Tentang Perang Dingin

By Nayanika Eleanor - Agustus 01, 2022

Buku dapat menuliskan tentang setiap kejadian, tren, dan pemimpin utama Perang Dingin. Perang Korea, Perang Vietnam, Krisis di Suez, Krisis Misil Kuba, Harry Truman, Nikita Khrushchev menambah daftar panjang dalam topik kali ini.

Dengan banyak hal yang dapat dibahas, mudah untuk lalai pada rincian konflik selama 45 tahun yang mengubah abad kedua puluh terakhir dan berdampak besar pada hampir setiap negara.

Namun, apa sebenarnya perang dingin itu? Bagaimana awal mulanya? Kenapa bisa menyebar? Bagaimana berakhirnya? Kita akan membahas pertanyaan tersebut dalam Blinkist kali ini.

Perang dingin muncul akibat sisa-sisa Perang Dunia II

Tahun 1945, sebagian besar Eropa dan Asia hancur.

Setelah enam tahun konflik global, Perang Dunia II (PD II) akhirnya berakhir. Enam puluh juta orang meninggal. Hampir 60 juta lainnya kehilangan rumah atau terasingkan. Sebagian besar bangunan di kota-kota besar telah menjadi puing-puing, termasuk lebih dari 50 persen Tokyo, 70 persen Wina, 80 persen Manila, dan 90 persen Cologne, Dusseldorf, dan Hamburg.

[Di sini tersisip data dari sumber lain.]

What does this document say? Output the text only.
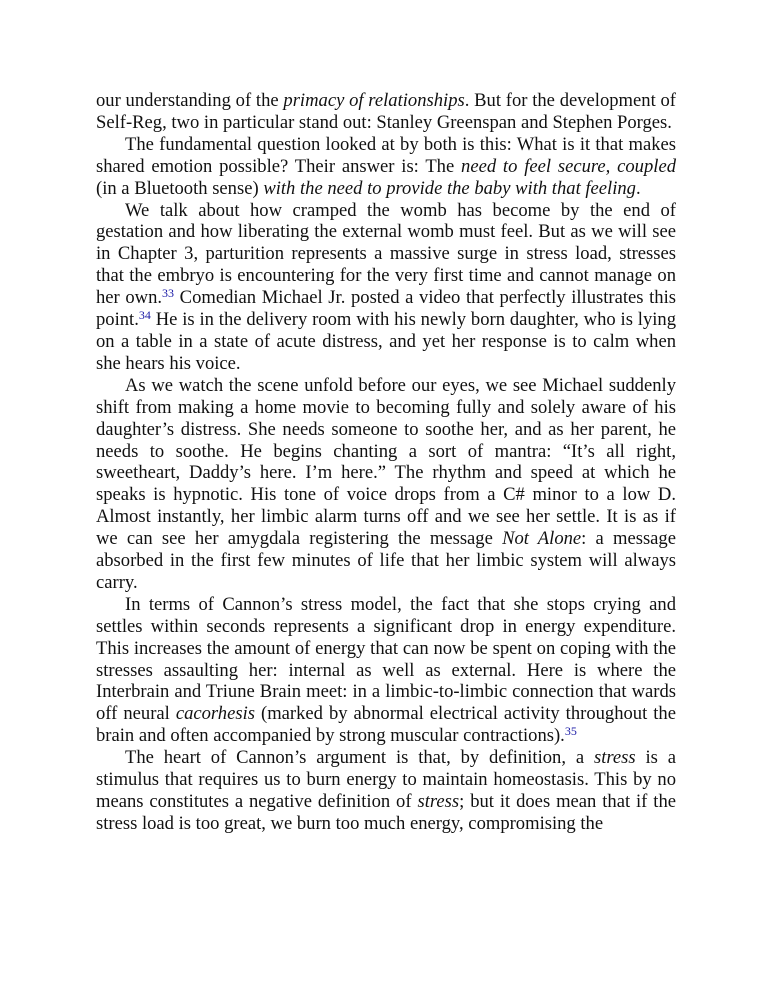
our understanding of the primacy of relationships. But for the development of Self-Reg, two in particular stand out: Stanley Greenspan and Stephen Porges.

The fundamental question looked at by both is this: What is it that makes shared emotion possible? Their answer is: The need to feel secure, coupled (in a Bluetooth sense) with the need to provide the baby with that feeling.

We talk about how cramped the womb has become by the end of gestation and how liberating the external womb must feel. But as we will see in Chapter 3, parturition represents a massive surge in stress load, stresses that the embryo is encountering for the very first time and cannot manage on her own.$^{33}$ Comedian Michael Jr. posted a video that perfectly illustrates this point.$^{34}$ He is in the delivery room with his newly born daughter, who is lying on a table in a state of acute distress, and yet her response is to calm when she hears his voice.

As we watch the scene unfold before our eyes, we see Michael suddenly shift from making a home movie to becoming fully and solely aware of his daughter’s distress. She needs someone to soothe her, and as her parent, he needs to soothe. He begins chanting a sort of mantra: “It’s all right, sweetheart, Daddy’s here. I’m here.” The rhythm and speed at which he speaks is hypnotic. His tone of voice drops from a C# minor to a low D. Almost instantly, her limbic alarm turns off and we see her settle. It is as if we can see her amygdala registering the message Not Alone: a message absorbed in the first few minutes of life that her limbic system will always carry.

In terms of Cannon’s stress model, the fact that she stops crying and settles within seconds represents a significant drop in energy expenditure. This increases the amount of energy that can now be spent on coping with the stresses assaulting her: internal as well as external. Here is where the Interbrain and Triune Brain meet: in a limbic-to-limbic connection that wards off neural cacorhesis (marked by abnormal electrical activity throughout the brain and often accompanied by strong muscular contractions).$^{35}$

The heart of Cannon’s argument is that, by definition, a stress is a stimulus that requires us to burn energy to maintain homeostasis. This by no means constitutes a negative definition of stress; but it does mean that if the stress load is too great, we burn too much energy, compromising the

Sementara itu, aturan internasional dunia juga berada dalam kekacauan. Selama 500 tahun, aturan itu didominasi oleh bangsa-bangsa Eropa Barat. Dalam sekejap mata, perang telah mengusir mereka dari tempat tinggalnya. Di tempat mereka telah ada dua musuh, kekuatan besar yang terpaut benua: Amerika Serikat dan Uni Soviet.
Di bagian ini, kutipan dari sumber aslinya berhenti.